The pool at Cambridge Recreation Center
The Cambridge Rec Center pool during a quiet interlude.
Photo by Steve Fey

In those days almost nobody even had the option of staying home to stay cool, but I learned to make a soda last a long, long time while I watched other people rolling balls at pins. I also learned just how much prior to the start of the first show I could get into a double feature. Popcorn, Raisinets™, and cool air, it was nine-year old’s heaven. And those options are still available, particularly in places like Sam’s Town or other casinos built for locals.

Other “cool” places would be some of the museums found here. I’ve written about some of them, for instance, The Nevada State Museum, or the Atomic Testing Museum on East Flamingo Road. There are of course others, such as The Natural History Museum, The Liberace Museum, some of which offer deals for locals that make it cheap as well as cool to visit.

And there are the places you need to go anyway, because to be honest, virtually every indoor space in Clark County is air conditioned. I take my time in the grocery store in hot weather, because grocery stores tend to be pretty cold inside. Likewise, any mall is essentially a huge bubble of climate controlled space, perfect for forgetting about the desert heat for a while. Like to shop? Here’s a perfect reason to keep at it for extra innings. And, of course, you can always check out the topiary at Bellagio, or do your shopping in one of the many upscale areas along the famous Las Vegas Strip. Here are some more ideas from a local mom about how she keeps her kids cool, safe and having fun in the Las Vegas summer!

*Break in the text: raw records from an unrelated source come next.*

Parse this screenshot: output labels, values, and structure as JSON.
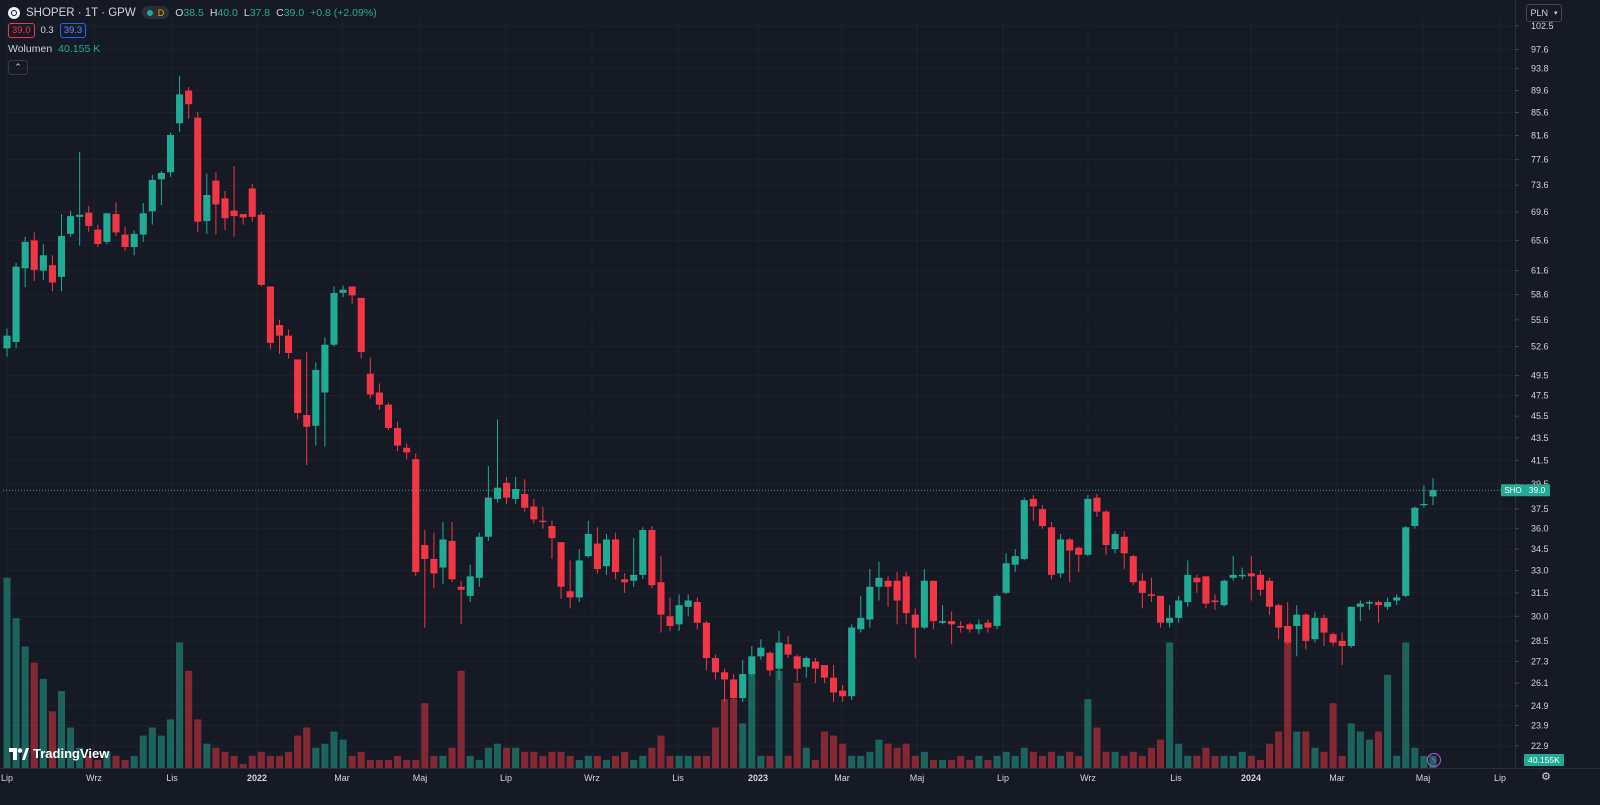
{
  "header": {
    "symbol": "SHOPER · 1T · GPW",
    "interval_badge": "D",
    "ohlc": [
      {
        "k": "O",
        "v": "38.5"
      },
      {
        "k": "H",
        "v": "40.0"
      },
      {
        "k": "L",
        "v": "37.8"
      },
      {
        "k": "C",
        "v": "39.0"
      }
    ],
    "change": "+0.8 (+2.09%)",
    "bid": "39.0",
    "spread": "0.3",
    "ask": "39.3",
    "volume_label": "Wolumen",
    "volume_value": "40.155 K",
    "currency": "PLN",
    "logo_text": "TradingView"
  },
  "colors": {
    "background": "#161a25",
    "up": "#22ab94",
    "down": "#f23645",
    "up_volume": "#22ab9480",
    "down_volume": "#f2364580",
    "grid": "#1e222d",
    "text": "#d1d4dc"
  },
  "chart_data": {
    "type": "candlestick",
    "y_scale": "log",
    "ylim": [
      22.2,
      104
    ],
    "y_ticks": [
      "102.5",
      "97.6",
      "93.8",
      "89.6",
      "85.6",
      "81.6",
      "77.6",
      "73.6",
      "69.6",
      "65.6",
      "61.6",
      "58.6",
      "55.6",
      "52.6",
      "49.5",
      "47.5",
      "45.5",
      "43.5",
      "41.5",
      "39.5",
      "37.5",
      "36.0",
      "34.5",
      "33.0",
      "31.5",
      "30.0",
      "28.5",
      "27.3",
      "26.1",
      "24.9",
      "23.9",
      "22.9"
    ],
    "x_labels": [
      "Lip",
      "Wrz",
      "Lis",
      "2022",
      "Mar",
      "Maj",
      "Lip",
      "Wrz",
      "Lis",
      "2023",
      "Mar",
      "Maj",
      "Lip",
      "Wrz",
      "Lis",
      "2024",
      "Mar",
      "Maj",
      "Lip"
    ],
    "last_price_label": {
      "symbol": "SHO",
      "value": "39.0"
    },
    "last_price": 39.0,
    "volume_last_label": "40.155K",
    "candles": [
      [
        52.4,
        53.8,
        51.5,
        54.6,
        47
      ],
      [
        53.1,
        62.1,
        52.4,
        62.6,
        37
      ],
      [
        61.9,
        65.4,
        59.5,
        66.1,
        30
      ],
      [
        65.6,
        61.7,
        60.3,
        66.7,
        26
      ],
      [
        61.6,
        63.6,
        60.4,
        65.1,
        22
      ],
      [
        62.3,
        60.1,
        59.0,
        63.6,
        14
      ],
      [
        60.8,
        66.2,
        59.0,
        69.3,
        19
      ],
      [
        66.5,
        69.0,
        66.1,
        69.8,
        10
      ],
      [
        68.9,
        69.2,
        64.9,
        78.9,
        5
      ],
      [
        69.5,
        67.6,
        66.8,
        70.5,
        3
      ],
      [
        67.1,
        65.1,
        64.7,
        67.8,
        2
      ],
      [
        65.4,
        69.4,
        65.1,
        69.5,
        4
      ],
      [
        69.3,
        66.7,
        66.2,
        71.0,
        3
      ],
      [
        66.4,
        64.7,
        64.2,
        67.5,
        2
      ],
      [
        64.7,
        66.5,
        63.6,
        67.0,
        3
      ],
      [
        66.4,
        69.4,
        65.4,
        70.9,
        8
      ],
      [
        69.7,
        74.4,
        67.8,
        75.2,
        10
      ],
      [
        74.5,
        75.5,
        70.6,
        75.8,
        8
      ],
      [
        75.6,
        81.7,
        74.9,
        82.1,
        12
      ],
      [
        83.7,
        88.9,
        82.2,
        92.4,
        31
      ],
      [
        89.6,
        87.1,
        84.5,
        90.3,
        24
      ],
      [
        84.7,
        68.2,
        66.8,
        85.7,
        12
      ],
      [
        68.3,
        72.1,
        66.5,
        75.4,
        6
      ],
      [
        74.3,
        70.7,
        66.4,
        75.6,
        5
      ],
      [
        71.6,
        68.7,
        67.0,
        72.7,
        4
      ],
      [
        69.8,
        69.0,
        66.1,
        76.6,
        3
      ],
      [
        69.3,
        68.8,
        67.8,
        69.3,
        1
      ],
      [
        73.1,
        68.9,
        68.2,
        73.8,
        3
      ],
      [
        69.2,
        59.8,
        59.6,
        69.6,
        4
      ],
      [
        59.6,
        53.0,
        52.3,
        59.5,
        3
      ],
      [
        55.0,
        53.8,
        51.8,
        55.6,
        3
      ],
      [
        53.8,
        51.9,
        51.3,
        54.5,
        4
      ],
      [
        51.2,
        45.8,
        45.2,
        51.2,
        8
      ],
      [
        45.6,
        44.5,
        41.1,
        52.0,
        10
      ],
      [
        44.6,
        50.1,
        42.8,
        50.9,
        5
      ],
      [
        47.8,
        52.8,
        42.7,
        53.6,
        6
      ],
      [
        52.8,
        58.8,
        52.6,
        59.6,
        9
      ],
      [
        58.8,
        59.2,
        58.3,
        59.7,
        7
      ],
      [
        59.6,
        58.5,
        57.5,
        59.6,
        3
      ],
      [
        58.2,
        52.0,
        51.3,
        58.2,
        4
      ],
      [
        49.7,
        47.6,
        47.2,
        51.4,
        2
      ],
      [
        47.8,
        46.6,
        46.1,
        48.7,
        2
      ],
      [
        46.6,
        44.4,
        44.2,
        46.8,
        2
      ],
      [
        44.4,
        42.8,
        42.3,
        45.0,
        3
      ],
      [
        42.6,
        42.2,
        41.6,
        43.0,
        2
      ],
      [
        41.6,
        32.9,
        32.6,
        42.1,
        2
      ],
      [
        34.8,
        33.8,
        29.3,
        35.9,
        16
      ],
      [
        33.8,
        32.8,
        31.8,
        35.7,
        3
      ],
      [
        33.2,
        35.2,
        32.1,
        36.5,
        3
      ],
      [
        35.1,
        32.4,
        32.2,
        36.5,
        5
      ],
      [
        31.9,
        31.7,
        29.5,
        32.3,
        24
      ],
      [
        31.3,
        32.6,
        30.9,
        33.4,
        3
      ],
      [
        32.5,
        35.4,
        31.9,
        35.7,
        2
      ],
      [
        35.4,
        38.4,
        35.1,
        41.0,
        5
      ],
      [
        38.3,
        39.2,
        38.0,
        45.2,
        6
      ],
      [
        39.6,
        38.4,
        37.9,
        40.1,
        5
      ],
      [
        38.3,
        39.1,
        37.9,
        40.1,
        5
      ],
      [
        38.7,
        37.6,
        37.3,
        39.9,
        4
      ],
      [
        37.7,
        36.7,
        36.4,
        38.3,
        4
      ],
      [
        36.6,
        36.5,
        36.0,
        37.7,
        3
      ],
      [
        36.2,
        35.3,
        33.8,
        36.6,
        4
      ],
      [
        35.0,
        31.9,
        31.1,
        35.0,
        4
      ],
      [
        31.6,
        31.2,
        30.5,
        33.7,
        3
      ],
      [
        31.2,
        33.7,
        30.9,
        34.5,
        2
      ],
      [
        34.0,
        35.6,
        33.9,
        36.6,
        3
      ],
      [
        34.9,
        33.1,
        32.8,
        36.1,
        3
      ],
      [
        33.3,
        35.2,
        32.7,
        35.6,
        2
      ],
      [
        35.2,
        32.9,
        32.4,
        35.7,
        3
      ],
      [
        32.4,
        32.2,
        31.5,
        32.8,
        4
      ],
      [
        32.3,
        32.7,
        31.9,
        35.3,
        2
      ],
      [
        32.7,
        35.9,
        32.4,
        36.1,
        3
      ],
      [
        35.9,
        32.0,
        31.8,
        36.2,
        5
      ],
      [
        32.2,
        30.1,
        29.0,
        34.0,
        8
      ],
      [
        30.0,
        29.4,
        29.1,
        31.2,
        3
      ],
      [
        29.5,
        30.7,
        29.1,
        31.4,
        3
      ],
      [
        30.6,
        31.0,
        30.0,
        31.4,
        3
      ],
      [
        30.9,
        29.6,
        29.2,
        31.2,
        3
      ],
      [
        29.6,
        27.5,
        26.8,
        29.7,
        3
      ],
      [
        27.5,
        26.7,
        26.3,
        27.7,
        10
      ],
      [
        26.7,
        26.3,
        25.1,
        26.9,
        17
      ],
      [
        26.3,
        25.3,
        25.2,
        26.6,
        17
      ],
      [
        25.3,
        26.6,
        25.1,
        27.4,
        11
      ],
      [
        26.6,
        27.6,
        26.5,
        28.2,
        24
      ],
      [
        27.6,
        28.1,
        27.4,
        28.6,
        3
      ],
      [
        27.8,
        26.8,
        26.5,
        27.9,
        3
      ],
      [
        26.9,
        28.4,
        26.3,
        29.1,
        24
      ],
      [
        28.3,
        27.7,
        27.5,
        28.8,
        3
      ],
      [
        27.6,
        26.9,
        26.2,
        27.7,
        21
      ],
      [
        27.0,
        27.5,
        26.4,
        27.6,
        5
      ],
      [
        27.3,
        26.9,
        26.1,
        27.5,
        2
      ],
      [
        27.1,
        26.4,
        26.1,
        27.1,
        9
      ],
      [
        26.4,
        25.6,
        25.1,
        27.1,
        8
      ],
      [
        25.7,
        25.4,
        25.1,
        26.0,
        6
      ],
      [
        25.4,
        29.3,
        25.2,
        29.5,
        3
      ],
      [
        29.2,
        29.9,
        29.0,
        31.3,
        3
      ],
      [
        29.8,
        31.9,
        29.3,
        33.1,
        4
      ],
      [
        31.9,
        32.5,
        31.0,
        33.6,
        7
      ],
      [
        32.3,
        31.9,
        30.6,
        32.6,
        6
      ],
      [
        32.3,
        31.0,
        29.5,
        32.9,
        5
      ],
      [
        32.6,
        30.2,
        29.5,
        32.9,
        6
      ],
      [
        30.1,
        29.3,
        27.5,
        30.5,
        3
      ],
      [
        29.3,
        32.3,
        29.2,
        33.1,
        4
      ],
      [
        32.3,
        29.7,
        29.2,
        32.3,
        2
      ],
      [
        29.6,
        29.7,
        29.5,
        30.7,
        2
      ],
      [
        29.7,
        29.5,
        28.3,
        30.3,
        2
      ],
      [
        29.4,
        29.3,
        29.0,
        29.7,
        3
      ],
      [
        29.5,
        29.2,
        29.0,
        29.6,
        2
      ],
      [
        29.2,
        29.5,
        28.9,
        29.8,
        3
      ],
      [
        29.6,
        29.3,
        29.0,
        29.8,
        2
      ],
      [
        29.4,
        31.3,
        29.2,
        31.4,
        3
      ],
      [
        31.5,
        33.5,
        31.4,
        34.2,
        4
      ],
      [
        33.4,
        34.0,
        32.9,
        34.5,
        3
      ],
      [
        33.8,
        38.2,
        33.7,
        38.4,
        5
      ],
      [
        38.3,
        37.7,
        36.6,
        38.6,
        4
      ],
      [
        37.5,
        36.2,
        36.0,
        37.8,
        3
      ],
      [
        36.1,
        32.7,
        32.4,
        36.5,
        4
      ],
      [
        32.8,
        35.2,
        32.5,
        35.6,
        3
      ],
      [
        35.2,
        34.4,
        32.2,
        35.3,
        4
      ],
      [
        34.6,
        34.1,
        32.9,
        34.7,
        3
      ],
      [
        34.1,
        38.3,
        34.0,
        38.6,
        17
      ],
      [
        38.4,
        37.3,
        36.9,
        38.7,
        10
      ],
      [
        37.3,
        34.8,
        34.1,
        37.4,
        4
      ],
      [
        34.5,
        35.6,
        34.2,
        35.8,
        4
      ],
      [
        35.4,
        34.2,
        33.1,
        35.8,
        3
      ],
      [
        34.0,
        32.2,
        32.0,
        34.1,
        4
      ],
      [
        32.3,
        31.5,
        30.5,
        32.8,
        3
      ],
      [
        31.4,
        31.3,
        30.9,
        32.5,
        5
      ],
      [
        31.3,
        29.6,
        29.3,
        31.3,
        7
      ],
      [
        29.6,
        29.9,
        29.3,
        30.7,
        31
      ],
      [
        29.9,
        31.0,
        29.6,
        31.3,
        6
      ],
      [
        30.9,
        32.7,
        30.6,
        33.7,
        3
      ],
      [
        32.5,
        32.2,
        31.5,
        32.7,
        3
      ],
      [
        32.6,
        30.8,
        30.5,
        32.6,
        5
      ],
      [
        31.0,
        30.9,
        30.4,
        31.4,
        3
      ],
      [
        30.7,
        32.3,
        30.6,
        32.4,
        3
      ],
      [
        32.5,
        32.7,
        32.3,
        34.0,
        3
      ],
      [
        32.6,
        32.7,
        32.4,
        33.2,
        4
      ],
      [
        32.8,
        32.6,
        31.0,
        34.0,
        3
      ],
      [
        32.7,
        31.7,
        31.3,
        33.0,
        2
      ],
      [
        32.3,
        30.6,
        30.1,
        32.5,
        6
      ],
      [
        30.7,
        29.3,
        28.6,
        30.8,
        9
      ],
      [
        29.4,
        28.4,
        28.3,
        30.9,
        31
      ],
      [
        29.4,
        30.1,
        27.6,
        30.7,
        9
      ],
      [
        30.1,
        28.5,
        28.0,
        30.2,
        9
      ],
      [
        28.6,
        29.9,
        28.4,
        30.3,
        5
      ],
      [
        29.9,
        29.0,
        28.2,
        30.1,
        4
      ],
      [
        28.9,
        28.4,
        28.2,
        29.0,
        16
      ],
      [
        28.5,
        28.2,
        27.1,
        29.0,
        3
      ],
      [
        28.2,
        30.6,
        28.1,
        30.6,
        11
      ],
      [
        30.6,
        30.8,
        29.7,
        31.0,
        9
      ],
      [
        30.8,
        30.9,
        30.4,
        31.0,
        7
      ],
      [
        30.9,
        30.7,
        29.6,
        31.0,
        9
      ],
      [
        30.6,
        30.9,
        30.4,
        31.2,
        23
      ],
      [
        31.0,
        31.2,
        30.7,
        31.4,
        3
      ],
      [
        31.3,
        36.1,
        31.2,
        36.2,
        31
      ],
      [
        36.2,
        37.6,
        36.0,
        37.7,
        5
      ],
      [
        37.8,
        37.9,
        37.6,
        39.4,
        3
      ],
      [
        38.5,
        39.0,
        37.8,
        40.0,
        3
      ]
    ]
  }
}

In reality, the truly hot weather in Las Vegas lasts four to six weeks in the summer. The rest of the year the temperature is really pretty comfortable. So use the hot streak we always enjoy in summer to catch up on your cultural and recreational knowledge of the city. You’ll keep cool in the hottest weather, and you’ll probably gain a new appreciation for just how interesting and fun Las Vegas, can be.